I use the RandomIntegerSpout from storm-starter which extends BaseRichSpout and just generates random numbers. I then apply a MapFunction that just draws a random number every 50 tuples and randomly fails the tuple.

The Problem is, I do not get any acks or fails.

I played around with the spout and ran it in debug mode, tried same sample output, tried it with standard storm bolts. The anchoring is working fine, it just does not get called by trident.

I reproduced this problem with LocalCluster and StormSubmitter, in v1.2.3 and v2.0.0.

Below is a screenshot of the Storm UI: enter image description here The bolts corresponding to the map ack and fail the tuple as expected, but this is are never propagated back to the spout.

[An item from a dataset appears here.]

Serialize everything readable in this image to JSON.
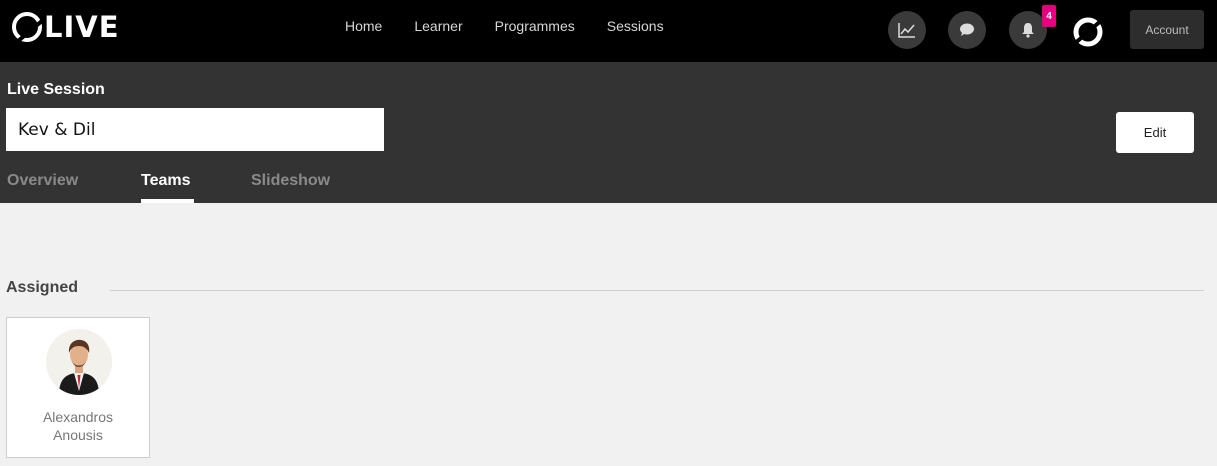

I thought the trident mastercoord might expect some kind of persistence in a state to realize the topology is done, but replacing peek by some persistentAggregate did not help. I also ruled out a bug in map by doing the same with each.

Seeing the code is almost trivial by inspection I probably misunderstand something fundamental about Trident / Storm. Am I wrong to expect trident to call the spout's and ack method if a batch is done? I realized there is no fail method in IBatchSpout. how does Trident handle replaying of batches??


Solution

  • Trident spouts don't ack or fail tuples at the individual tuple level. Instead, tuples are acked as a batch.

    Trident spouts will often look something like this interface.

    M emitPartitionBatch(TransactionAttempt tx, TridentCollector collector, PartitionT partition, M lastPartitionMeta);
    

    The idea is that Trident will manage keeping track of acks/fails of the batch tuples, and then if the batch fails, it will ask the spout for to repeat the batch, and if not, it simply won't.

    Note how this is different from a standard Storm spout. With a normal spout, the framework basically tells the spout "Hey, emit something. Up to you what you emit.", and then the ack and fail methods are used to tell the spout whether it should emit a particular tuple again.

    With Trident, the spout is instead told "Hey, (re)emit batch number x", and it is then up to the spout to know which tuples were in that batch. With this model there's no need for a fail method. Some Trident spouts will have an ack/succeed method though, to allow the spout to drop any state it may have related to a particular in-progress batch.

    For wrapped IRichSpouts, there's some bridging code that wraps them into the Trident API. Basically, the wrapper calls nextTuple until it has a full batch, then it stores the ids in a cache. If the wrapper is asked to reemit a batch, it calls fail on the spout. Otherwise, it calls ack once the batch has succeeded.

    I think the reason you're not seeing anything in Storm UI related to this, is that the IRichBolt isn't actually represented there. Instead it's wrapped, so the ack/fail calls are happening "under the hood" inside the spout-spout component. If you want to know for sure whether ack/fail is being called, try adding some logging to the ack/fail methods of your IRichSpout.